Une sensibilisation de proximité face à une fuite préoccupante
Le préfet Moussa Dao a récemment conduit une mission de terrain dans plusieurs localités proches de la frontière, notamment Trogléu 1 et Gbouagleu, dans la sous-préfecture de Banneu. L’objectif : alerter les populations sur les conséquences désastreuses du commerce illégal de cacao vers les pays voisins, un phénomène devenu récurrent.
Devant les habitants, l’autorité préfectorale n’a pas mâché ses mots. « Vous quittez votre pays pour vendre du cacao à des étrangers qui s’enrichissent pendant que notre nation s’appauvrit », a-t-il déclaré. Pour Dao, cette pratique constitue une véritable menace économique pour le pays, dont une part importante du PIB repose sur cette filière stratégique. L’enrichissement des acheteurs extérieurs s’opère au détriment des efforts de développement et de lutte contre la vie chère en Côte d’Ivoire.

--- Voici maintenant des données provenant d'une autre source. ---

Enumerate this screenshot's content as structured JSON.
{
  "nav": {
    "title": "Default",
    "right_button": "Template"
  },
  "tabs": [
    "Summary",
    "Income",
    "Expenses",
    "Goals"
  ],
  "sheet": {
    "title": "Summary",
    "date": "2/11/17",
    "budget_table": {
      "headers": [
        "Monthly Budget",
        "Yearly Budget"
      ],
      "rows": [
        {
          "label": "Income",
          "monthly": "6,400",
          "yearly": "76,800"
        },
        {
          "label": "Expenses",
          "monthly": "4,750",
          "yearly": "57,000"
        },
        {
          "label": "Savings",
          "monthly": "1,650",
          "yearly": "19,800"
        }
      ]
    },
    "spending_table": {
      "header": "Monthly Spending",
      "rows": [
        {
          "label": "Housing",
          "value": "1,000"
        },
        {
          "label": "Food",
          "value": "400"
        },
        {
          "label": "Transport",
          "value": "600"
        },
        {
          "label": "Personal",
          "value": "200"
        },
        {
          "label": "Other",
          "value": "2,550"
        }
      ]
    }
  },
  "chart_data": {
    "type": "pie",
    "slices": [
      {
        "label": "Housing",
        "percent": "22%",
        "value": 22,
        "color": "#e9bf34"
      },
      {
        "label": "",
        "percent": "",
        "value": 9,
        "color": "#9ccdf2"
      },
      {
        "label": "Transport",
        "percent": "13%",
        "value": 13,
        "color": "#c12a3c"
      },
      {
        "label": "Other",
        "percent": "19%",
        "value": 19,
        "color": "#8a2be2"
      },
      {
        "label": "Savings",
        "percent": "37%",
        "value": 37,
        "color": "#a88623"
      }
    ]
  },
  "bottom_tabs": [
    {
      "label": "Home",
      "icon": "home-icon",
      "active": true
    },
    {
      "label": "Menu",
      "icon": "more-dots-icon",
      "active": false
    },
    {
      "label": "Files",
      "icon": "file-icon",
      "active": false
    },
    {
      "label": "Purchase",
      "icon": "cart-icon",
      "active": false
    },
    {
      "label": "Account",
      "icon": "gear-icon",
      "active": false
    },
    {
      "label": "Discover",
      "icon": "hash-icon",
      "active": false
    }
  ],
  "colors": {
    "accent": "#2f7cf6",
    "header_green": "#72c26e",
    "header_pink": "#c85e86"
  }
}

L’État mise sur la transformation locale, pas sur les fuites
Dans le même temps, l’État ivoirien accélère ses investissements pour renforcer la chaîne de valeur du cacao. Une nouvelle usine de transformation, d’une capacité de 50 000 tonnes extensible à 100 000 tonnes par an, a récemment été inaugurée. Avec désormais 15 unités industrielles sur le territoire, le pays entend transformer 100 % de sa production locale d’ici 2030. Mais cette ambition ne pourra se concrétiser que si la matière première reste sur le sol ivoirien.
Moussa Dao a ainsi appelé à une responsabilité collective. « Vendre clandestinement notre cacao, c’est trahir notre pays », a-t-il martelé, avant de rappeler que des sanctions administratives strictes seront appliquées en cas de récidive. Cette volonté d’encadrement vise à accompagner la politique nationale de valorisation du cacao, pilier majeur de la croissance ivoirienne.
La lutte contre la fuite illicite du cacao s’intensifie en Côte d’Ivoire. Entre fermeté des autorités et sensibilisation des communautés locales, le pays joue une partie décisive pour préserver sa souveraineté économique. Le message du préfet est clair : trahir le cacao, c’est trahir la nation.